Am I going about this the wrong way?
Or Would now be a good time to suggest a new other type frame widget? Perhaps with a name like XYFrame or a better name as I confess to not being the best at naming things. This frame could then handle all NoLayout scenarios and you could remove that option from regular frames.

XYFrame would automatically be NoLayout. It would need provide easy ways to access it's children's geometry to make it easy for controlling functions and/or the children themselves to reference. It would also be good if it assisted with functions to allow it's children to do things like:

  1. change position/move(new units.XY)
  2. resize (new units.XY)
  3. rotate(transform to change angle between 0 and 359 degrees - which would resize bounding box)
  4. check overlap (handy and seems to complete the set for basic things done with widgets that aren't static)
  5. Perhaps a couple other things I'm just not thinking of this late.

Note the things above are also precursors to the the functions that would also be needed for movement for the X and Y axis movement in XYZ.

Sorry for the long-windedness with this update, but I figured since I was thinking about making the suggestion for an easier way to do things, might as well try to make the suggestion as complete as possible for most common use cases of non-static GUI elements.

Relevant code

No response

kkoreilly commented 2 months ago

Thank you for filing this issue and providing this update, and apologies for the late response.
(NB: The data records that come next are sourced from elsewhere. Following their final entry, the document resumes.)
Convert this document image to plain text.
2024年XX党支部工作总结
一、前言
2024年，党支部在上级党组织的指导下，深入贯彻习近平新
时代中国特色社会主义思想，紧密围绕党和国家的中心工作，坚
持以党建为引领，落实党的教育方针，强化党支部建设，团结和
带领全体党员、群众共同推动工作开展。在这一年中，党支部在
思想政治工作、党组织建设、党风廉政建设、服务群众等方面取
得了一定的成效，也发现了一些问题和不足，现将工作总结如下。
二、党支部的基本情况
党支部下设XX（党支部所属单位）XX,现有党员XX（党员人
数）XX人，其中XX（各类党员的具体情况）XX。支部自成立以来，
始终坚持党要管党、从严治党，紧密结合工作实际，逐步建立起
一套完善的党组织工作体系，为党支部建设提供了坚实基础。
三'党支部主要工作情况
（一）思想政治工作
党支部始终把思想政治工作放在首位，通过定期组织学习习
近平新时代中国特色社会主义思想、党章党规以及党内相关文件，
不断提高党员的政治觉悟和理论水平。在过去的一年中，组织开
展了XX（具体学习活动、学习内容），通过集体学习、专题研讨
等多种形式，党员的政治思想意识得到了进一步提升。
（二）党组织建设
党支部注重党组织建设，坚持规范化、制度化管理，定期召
I will look at your code and get back to you soon.

DCowboy commented 2 months ago

No worries about late responses. I realize that you're busy. I can be patient since my project still has a lot of back end work that needs done too.
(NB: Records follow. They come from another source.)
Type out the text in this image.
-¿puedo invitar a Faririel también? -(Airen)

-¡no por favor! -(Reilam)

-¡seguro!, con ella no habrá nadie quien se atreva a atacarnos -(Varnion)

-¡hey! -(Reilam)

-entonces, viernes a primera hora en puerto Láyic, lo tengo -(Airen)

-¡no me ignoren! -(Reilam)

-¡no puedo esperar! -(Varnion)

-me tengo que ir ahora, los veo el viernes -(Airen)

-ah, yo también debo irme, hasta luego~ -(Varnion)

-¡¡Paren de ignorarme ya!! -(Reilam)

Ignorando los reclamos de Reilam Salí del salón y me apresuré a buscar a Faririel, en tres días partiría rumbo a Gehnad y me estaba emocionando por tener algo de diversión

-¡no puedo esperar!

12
kkoreilly commented 2 months ago

I discovered that we actually don't have any code implementing s.Pos currently, which is why it isn't working. We did at some point and it shouldn't be too hard to implement again. This isn't our highest priority, but we will do it at some point relatively soon, and I can help you get your code working after that. Feel free to ping us again once you have finished more of your back-end work.

Also, just in case you don't already know, if you are making something like a game, you might be better suited using a canvas or SVG widget, in which it is very easy to do these kind of fine-grained dynamic manipulations.

DCowboy commented 2 months ago

I discovered that we actually don't have any code implementing s.Pos currently, which is why it isn't working. We did at some point and it shouldn't be too hard to implement again. This isn't our highest priority, but we will do it at some point relatively soon, and I can help you get your code working after that. Feel free to ping us again once you have finished more of your back-end work.

Also, just in case you don't already know, if you are making something like a game, you might be better suited using a canvas or SVG widget, in which it is very easy to do these kind of fine-grained dynamic manipulations.

I understood that. I explained above that my use case is making a ticker. Specifically, one that will be used for a crypto trading tool. reducing multiple browser tabs of information to a small window.

kkoreilly commented 2 months ago

Okay, I understand. We will definitely get this working when we have the time.